Le tourisme interne a permis d’amortir un peu la sévère crise qui a touché le secteur suite à la pandémie liée à la Covid-19.
Mais l’offre à destination des Marocains reste inadaptée en termes de rapport qualité/prix.
Par C. Jaidani
Avec la fermeture des frontières et les restrictions sanitaires, le tourisme interne a permis au secteur d’amoindrir le choc de la crise. Même avant la pandémie, ce segment était dans une bonne posture. En 2019, saison de référence, 30% des nuitées ont été consommées par les nationaux et tout laissait présager à cette date que ce taux allait progressivement augmenter. Dans le cadre de la vision 2020, le gouvernement prévoyait de porter la part des nationaux à 40%.
«Contrairement aux marchés émetteurs étrangers qui ont été impactés ces dernières années par une conjoncture défavorable et des crises successives, le marché interne s’inscrit dans un trend haussier. Il a atteint une certaine maturité et a besoin d’une attention particulière. C’est un segment important pour assurer l’équilibre avec les autres activités. Lors de la crise actuelle, il a redonné une bouffée d’oxygène au secteur touristique national et lui a évité l’effondrement», souligne Larbi Ziani, Directeur général de Macron Voyages. Pour autant, le dispositif mis en place à destination de cette catégorie de voyageurs n’est pas assez performant, et ce à plusieurs niveaux. Les offres proposées sont jugées peu compétitives comparativement aux produits commercialisés par les toursopérateurs internationaux à destination de leur clientèle étrangère.
A titre d’exemple, un séjour d’une semaine à Agadir ou Marrakech, en formule all in dans un hôtel 4 - 5 étoiles comprenant également les frais de transport aérien et les navettes, est proposé en moyenne à 500 - 600 euros. Pour la même offre, les Marocains doivent payer le double, voire plus. Le programme Kounouz Biladi a montré ses limites. Le nombre des hôtels qui y adhèrent est insuffisant pour répondre à la demande. Cela montre le peu d’intérêt des professionnels pour cette opération. D’autant plus que les enquêtes de sondage auprès des vacanciers marocains font ressortir leur insatisfaction par rapport à ce genre de produits.
Dans un autre registre, il faut rappeler que le Plan Biladi, destiné à lancer des stations exclusivement dédiées aux touristes marocains, est loin d’atteindre ses objectifs. Deux stations seulement sur huit sont opérationnelles. La première est celle de Ifrane, réalisée par le consortium maroco-koweitien de développement (CMKD). Etalée sur 30 hectares, elle comprend 177 appartement/chalets, une résidence immobilière, un camping caravaning de 200 places et des espaces de restauration et de loisir. La deuxième station est celle de Imi Ouddar, dans la région d’Agadir. D’une superficie de plus de 9 hectares, elle dispose d’une capacité de 5.000 lits. Celle de Mehdia est en cours de réalisation. En revanche, les stations de Benslimane, Ras El Ma et Sid Abed ne sont pas encore lancées.
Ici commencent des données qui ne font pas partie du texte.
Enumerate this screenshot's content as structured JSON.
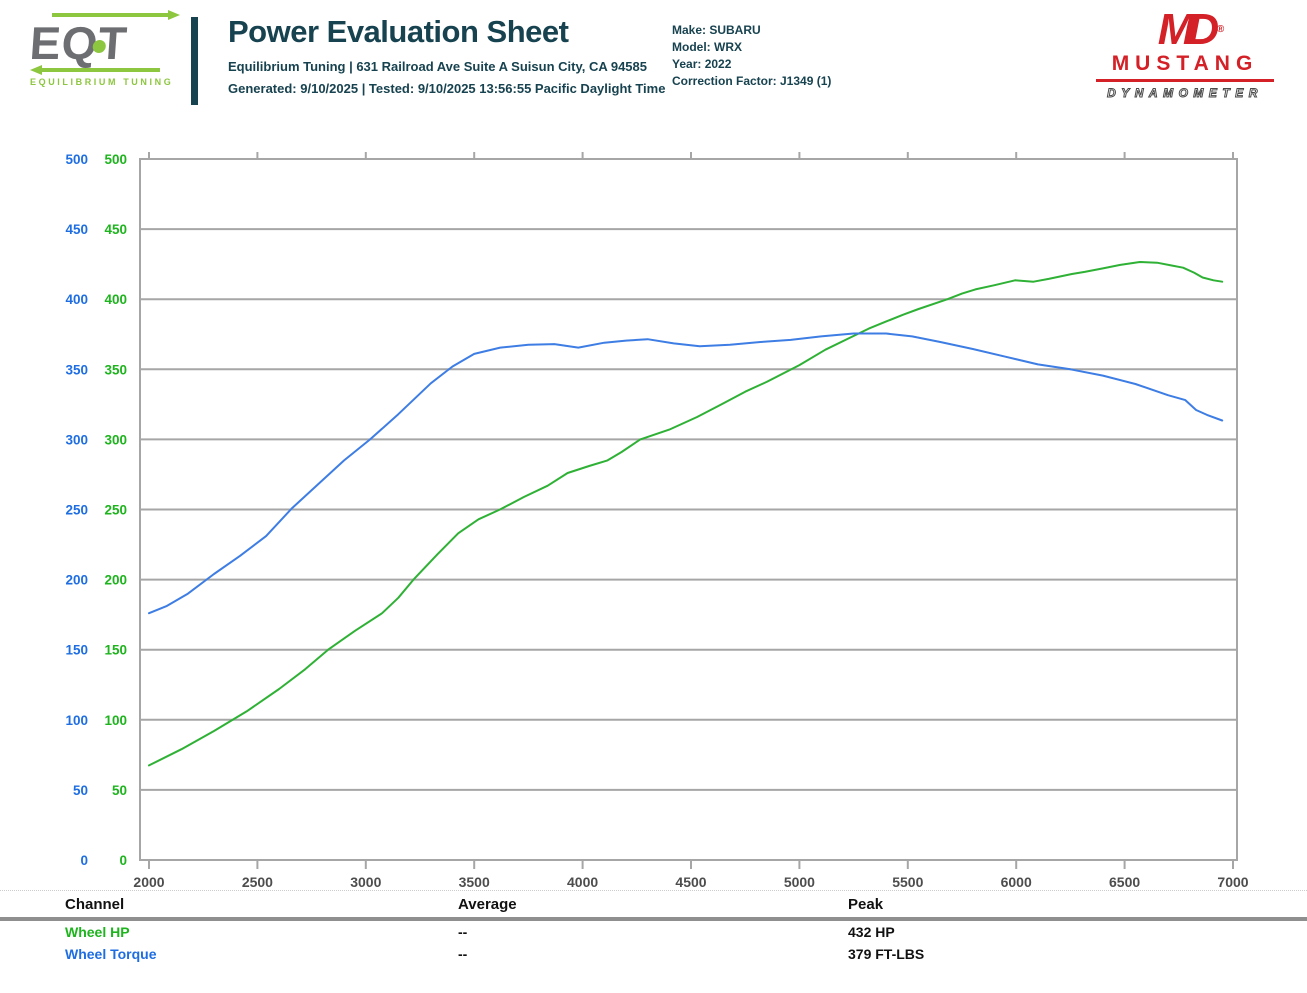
{
  "colors": {
    "teal": "#17424f",
    "eqt_green": "#8dc63f",
    "eqt_gray": "#6d6e71",
    "md_red": "#d42027",
    "hp_green": "#2eb135",
    "hp_green_label": "#1db41d",
    "torque_blue": "#3d7de4",
    "torque_blue_label": "#1e6ee2",
    "grid_gray": "#a6a6a6",
    "axis_label_gray": "#4d4d4d"
  },
  "header": {
    "title": "Power Evaluation Sheet",
    "address_line": "Equilibrium Tuning | 631 Railroad Ave Suite A Suisun City, CA 94585",
    "generated_line": "Generated: 9/10/2025 | Tested: 9/10/2025 13:56:55 Pacific Daylight Time",
    "eqt_logo_text": "EQT",
    "eqt_logo_caption": "EQUILIBRIUM TUNING",
    "vehicle_lines": [
      "Make: SUBARU",
      "Model: WRX",
      "Year: 2022",
      "Correction Factor: J1349 (1)"
    ],
    "md_logo": {
      "monogram": "MD",
      "reg": "®",
      "line1": "MUSTANG",
      "line2": "DYNAMOMETER"
    }
  },
  "chart_data": {
    "type": "line",
    "title": "",
    "xlabel": "",
    "ylabel": "",
    "x_ticks": [
      2000,
      2500,
      3000,
      3500,
      4000,
      4500,
      5000,
      5500,
      6000,
      6500,
      7000
    ],
    "y_ticks": [
      0,
      50,
      100,
      150,
      200,
      250,
      300,
      350,
      400,
      450,
      500
    ],
    "ylim": [
      0,
      500
    ],
    "xlim": [
      2000,
      7000
    ],
    "grid": "horizontal",
    "legend_position": "none",
    "dual_y_axis_label_columns": [
      {
        "series": "Wheel Torque",
        "color": "#1e6ee2"
      },
      {
        "series": "Wheel HP",
        "color": "#1db41d"
      }
    ],
    "series": [
      {
        "name": "Wheel HP",
        "unit": "HP",
        "color": "#2eb135",
        "peak": "432 HP",
        "points": [
          [
            2000,
            67.5
          ],
          [
            2150,
            79
          ],
          [
            2300,
            92
          ],
          [
            2450,
            106
          ],
          [
            2600,
            122
          ],
          [
            2720,
            136
          ],
          [
            2826,
            150
          ],
          [
            2950,
            163.5
          ],
          [
            3075,
            176
          ],
          [
            3150,
            187
          ],
          [
            3220,
            200
          ],
          [
            3330,
            218
          ],
          [
            3426,
            233
          ],
          [
            3520,
            243
          ],
          [
            3619,
            250
          ],
          [
            3730,
            259
          ],
          [
            3839,
            267
          ],
          [
            3931,
            276
          ],
          [
            4030,
            281
          ],
          [
            4115,
            285
          ],
          [
            4180,
            291
          ],
          [
            4266,
            300
          ],
          [
            4400,
            307
          ],
          [
            4528,
            316
          ],
          [
            4640,
            325
          ],
          [
            4750,
            334
          ],
          [
            4849,
            341
          ],
          [
            5000,
            353
          ],
          [
            5120,
            364
          ],
          [
            5239,
            373
          ],
          [
            5320,
            379
          ],
          [
            5399,
            384
          ],
          [
            5480,
            389
          ],
          [
            5550,
            393
          ],
          [
            5683,
            400
          ],
          [
            5750,
            404
          ],
          [
            5812,
            407
          ],
          [
            5900,
            410
          ],
          [
            5995,
            413.5
          ],
          [
            6080,
            412.5
          ],
          [
            6150,
            414.5
          ],
          [
            6257,
            418
          ],
          [
            6316,
            419.5
          ],
          [
            6400,
            422
          ],
          [
            6480,
            424.5
          ],
          [
            6570,
            426.5
          ],
          [
            6650,
            426
          ],
          [
            6720,
            424
          ],
          [
            6770,
            422.5
          ],
          [
            6820,
            419
          ],
          [
            6860,
            415.5
          ],
          [
            6910,
            413.5
          ],
          [
            6950,
            412.5
          ]
        ]
      },
      {
        "name": "Wheel Torque",
        "unit": "FT-LBS",
        "color": "#3d7de4",
        "peak": "379 FT-LBS",
        "points": [
          [
            2000,
            176
          ],
          [
            2080,
            181
          ],
          [
            2180,
            190
          ],
          [
            2300,
            204
          ],
          [
            2420,
            217
          ],
          [
            2540,
            231
          ],
          [
            2660,
            251
          ],
          [
            2780,
            268
          ],
          [
            2900,
            285
          ],
          [
            3020,
            300
          ],
          [
            3150,
            318
          ],
          [
            3300,
            340
          ],
          [
            3400,
            352
          ],
          [
            3500,
            361
          ],
          [
            3620,
            365.5
          ],
          [
            3750,
            367.5
          ],
          [
            3870,
            368
          ],
          [
            3980,
            365.5
          ],
          [
            4100,
            369
          ],
          [
            4200,
            370.5
          ],
          [
            4300,
            371.5
          ],
          [
            4420,
            368.5
          ],
          [
            4540,
            366.5
          ],
          [
            4680,
            367.5
          ],
          [
            4820,
            369.5
          ],
          [
            4960,
            371
          ],
          [
            5100,
            373.5
          ],
          [
            5250,
            375.5
          ],
          [
            5400,
            375.5
          ],
          [
            5520,
            373.5
          ],
          [
            5650,
            369.5
          ],
          [
            5800,
            364.5
          ],
          [
            5950,
            359
          ],
          [
            6100,
            353.5
          ],
          [
            6250,
            350
          ],
          [
            6400,
            345.5
          ],
          [
            6550,
            339.5
          ],
          [
            6700,
            331.5
          ],
          [
            6780,
            328
          ],
          [
            6830,
            321
          ],
          [
            6880,
            317.5
          ],
          [
            6950,
            313.5
          ]
        ]
      }
    ]
  },
  "results_table": {
    "headers": [
      "Channel",
      "Average",
      "Peak"
    ],
    "rows": [
      {
        "channel": "Wheel HP",
        "average": "--",
        "peak": "432 HP",
        "color": "#1db41d"
      },
      {
        "channel": "Wheel Torque",
        "average": "--",
        "peak": "379 FT-LBS",
        "color": "#1e6ee2"
      }
    ]
  }
}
Ces projets n’ont pas dépassé le stade des appels d’offres.
Les investisseurs n’ont pas jugé opportun d’y adhérer à cause de plusieurs contraintes, dont notamment l’emplacement de la station considéré peu attractif ou des problématiques pour la libération du foncier ou l’installation des infrastructures. «Le cahier des charges proposé par l’Etat pour remporter ce genre de projet est compliqué. Outre son coût financier élevé, d’autres conditions draconiennes imposées sont dissuasives, notamment celles relatives au respect de l’environnement ou au prix fixé à destination des touristes. Le prix de la nuitée doit être compris entre 200 et 400 DH. Or, cette tarification n’est pas intéressante, surtout que les stations sont typiquement saisonnières. Le retour sur investissement n’est pas assuré», témoigne un entrepreneur ayant postulé pour le projet de Benslimane. Pour les stations de TangerTétouan et de Marrakech, elles ne sont plus à l’ordre du jour à cause des mêmes considérations.